The Chipping Sparrow is small in stature and known as a songbird. Males and female similar in appearance with the males being slightly larger than the females. They have a rufous to chestnut brown crown, a distinct white superciliary line, black lores and eye-stripe, a gray rump, an unstreaked gray breast, and flanks blending into a dull white belly. While breeding the female have a brood patch and the males a cloacal protuberance during breeding season. Their upper mandible is olive brown, and the lower mandible is salmon colored, their iris is dusky brown, and their legs and feet are salmon.

The Chipping Sparrow is found in open woodlands, the boarders of forest openings, edges of lakes and rivers and brushy, weedy field at elevations up to 4,500 m (14,800 feet). They forage in brushy open areas. They are active forages of seeds of grasses and various annual plants supplemented with small fruits and insects when breeding. The males are known for copulating with several different females. They have life spans of up to ten years. The Chipping Sparrow is poorly studied and very little about their biology and behavior patterns has been documented.

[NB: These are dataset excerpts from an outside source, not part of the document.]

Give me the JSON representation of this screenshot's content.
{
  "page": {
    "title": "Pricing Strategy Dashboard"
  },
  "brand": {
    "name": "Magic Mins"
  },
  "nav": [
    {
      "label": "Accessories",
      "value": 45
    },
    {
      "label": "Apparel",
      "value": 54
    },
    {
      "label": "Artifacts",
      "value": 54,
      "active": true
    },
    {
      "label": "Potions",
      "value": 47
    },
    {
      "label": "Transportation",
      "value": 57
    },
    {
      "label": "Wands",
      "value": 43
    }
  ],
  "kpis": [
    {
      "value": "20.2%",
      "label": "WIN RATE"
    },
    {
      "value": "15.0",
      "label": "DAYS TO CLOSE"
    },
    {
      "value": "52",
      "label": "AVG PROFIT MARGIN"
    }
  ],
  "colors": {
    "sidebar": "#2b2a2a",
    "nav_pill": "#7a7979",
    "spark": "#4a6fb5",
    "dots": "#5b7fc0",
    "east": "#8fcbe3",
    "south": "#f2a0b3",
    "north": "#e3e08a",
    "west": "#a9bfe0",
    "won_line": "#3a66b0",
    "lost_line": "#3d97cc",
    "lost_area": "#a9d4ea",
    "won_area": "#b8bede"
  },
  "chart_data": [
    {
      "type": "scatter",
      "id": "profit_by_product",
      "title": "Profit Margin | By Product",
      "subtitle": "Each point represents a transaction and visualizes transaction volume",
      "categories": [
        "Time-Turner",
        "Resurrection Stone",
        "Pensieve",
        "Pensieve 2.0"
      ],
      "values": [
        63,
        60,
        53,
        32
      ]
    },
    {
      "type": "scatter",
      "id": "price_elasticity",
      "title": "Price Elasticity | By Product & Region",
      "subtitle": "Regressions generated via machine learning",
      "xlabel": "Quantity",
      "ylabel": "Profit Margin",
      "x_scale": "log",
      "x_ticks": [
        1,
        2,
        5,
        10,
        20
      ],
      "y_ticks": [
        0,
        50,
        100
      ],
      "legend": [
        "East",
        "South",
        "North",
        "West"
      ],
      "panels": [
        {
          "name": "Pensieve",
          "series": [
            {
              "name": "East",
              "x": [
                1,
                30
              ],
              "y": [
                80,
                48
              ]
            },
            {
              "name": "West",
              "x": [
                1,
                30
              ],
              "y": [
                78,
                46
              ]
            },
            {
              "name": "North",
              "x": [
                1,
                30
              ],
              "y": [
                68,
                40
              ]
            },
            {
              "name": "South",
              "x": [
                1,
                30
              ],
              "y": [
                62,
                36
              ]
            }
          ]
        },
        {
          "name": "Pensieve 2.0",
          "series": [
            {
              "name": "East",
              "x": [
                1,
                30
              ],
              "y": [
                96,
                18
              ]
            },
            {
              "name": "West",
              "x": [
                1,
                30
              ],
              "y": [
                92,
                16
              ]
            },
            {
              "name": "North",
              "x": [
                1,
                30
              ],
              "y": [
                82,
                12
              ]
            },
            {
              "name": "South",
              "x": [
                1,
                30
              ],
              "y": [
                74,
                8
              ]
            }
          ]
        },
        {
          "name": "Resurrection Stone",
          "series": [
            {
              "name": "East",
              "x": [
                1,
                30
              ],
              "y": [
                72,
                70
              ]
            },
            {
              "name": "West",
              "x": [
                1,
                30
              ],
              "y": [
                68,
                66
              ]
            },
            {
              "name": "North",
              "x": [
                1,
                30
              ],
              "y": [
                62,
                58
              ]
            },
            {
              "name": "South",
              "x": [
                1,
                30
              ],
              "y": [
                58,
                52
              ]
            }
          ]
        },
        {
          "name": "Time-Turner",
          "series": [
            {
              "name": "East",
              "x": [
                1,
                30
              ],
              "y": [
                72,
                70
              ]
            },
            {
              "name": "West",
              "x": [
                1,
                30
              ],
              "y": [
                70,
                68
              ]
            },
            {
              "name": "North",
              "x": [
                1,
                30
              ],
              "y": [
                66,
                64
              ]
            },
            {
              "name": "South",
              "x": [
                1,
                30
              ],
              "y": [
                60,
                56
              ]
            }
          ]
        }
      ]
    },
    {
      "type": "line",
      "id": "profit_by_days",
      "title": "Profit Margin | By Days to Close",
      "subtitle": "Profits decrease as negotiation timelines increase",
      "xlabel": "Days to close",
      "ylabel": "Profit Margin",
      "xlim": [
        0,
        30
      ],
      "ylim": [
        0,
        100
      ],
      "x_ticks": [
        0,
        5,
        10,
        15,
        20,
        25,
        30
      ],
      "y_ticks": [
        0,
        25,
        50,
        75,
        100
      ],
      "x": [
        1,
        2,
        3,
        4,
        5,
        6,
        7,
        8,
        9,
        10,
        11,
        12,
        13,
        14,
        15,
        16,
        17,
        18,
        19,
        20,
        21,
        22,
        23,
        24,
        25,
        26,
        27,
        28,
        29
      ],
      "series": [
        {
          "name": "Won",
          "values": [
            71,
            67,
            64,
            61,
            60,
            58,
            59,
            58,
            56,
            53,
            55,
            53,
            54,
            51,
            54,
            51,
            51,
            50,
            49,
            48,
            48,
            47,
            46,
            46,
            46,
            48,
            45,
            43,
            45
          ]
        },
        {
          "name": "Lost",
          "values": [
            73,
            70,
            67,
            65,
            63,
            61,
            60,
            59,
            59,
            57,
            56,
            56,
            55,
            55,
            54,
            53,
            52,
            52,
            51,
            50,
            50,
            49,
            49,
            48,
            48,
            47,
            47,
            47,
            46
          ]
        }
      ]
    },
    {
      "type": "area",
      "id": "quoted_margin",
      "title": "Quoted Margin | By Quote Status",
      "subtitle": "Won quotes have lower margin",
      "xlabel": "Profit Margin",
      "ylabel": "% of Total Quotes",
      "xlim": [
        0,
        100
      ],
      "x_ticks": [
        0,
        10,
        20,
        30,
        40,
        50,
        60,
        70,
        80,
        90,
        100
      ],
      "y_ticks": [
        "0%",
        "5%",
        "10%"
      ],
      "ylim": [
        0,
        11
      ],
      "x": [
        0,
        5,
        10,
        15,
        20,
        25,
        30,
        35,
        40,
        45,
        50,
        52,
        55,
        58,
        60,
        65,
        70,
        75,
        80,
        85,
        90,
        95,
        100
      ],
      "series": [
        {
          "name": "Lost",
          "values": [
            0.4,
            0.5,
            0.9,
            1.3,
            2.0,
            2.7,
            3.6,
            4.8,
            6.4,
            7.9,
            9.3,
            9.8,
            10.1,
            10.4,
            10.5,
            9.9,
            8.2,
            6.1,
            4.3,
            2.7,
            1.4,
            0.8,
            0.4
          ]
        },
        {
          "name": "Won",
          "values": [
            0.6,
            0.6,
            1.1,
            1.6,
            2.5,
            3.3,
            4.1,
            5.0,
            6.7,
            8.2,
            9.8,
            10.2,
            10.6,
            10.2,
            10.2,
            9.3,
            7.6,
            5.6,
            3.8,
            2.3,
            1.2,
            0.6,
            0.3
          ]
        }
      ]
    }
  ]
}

The Chipping Sparrow is found throughout Mexico with the exception that they ae absent from the Yucatán Peninsula. The arizonae subspecies is found in Baja California, northwest Sonora, southwest Chihuahua, Durango and Coahuila south to Baja California Sur and through the highlands south to Oaxaca. The passerina subspecies is found in Nuevo León and Tamaulipas. They are partial migrants with the northern subspecies moving to southern locations for wintering and the southern subspecies being year-round residents.

From a conservation perspective the Shipping Sparrow is currently considered to be of Least Concern with stable, widely distributed populations. They are found in gardens and towns and their populations have expanded which is attributed to human development.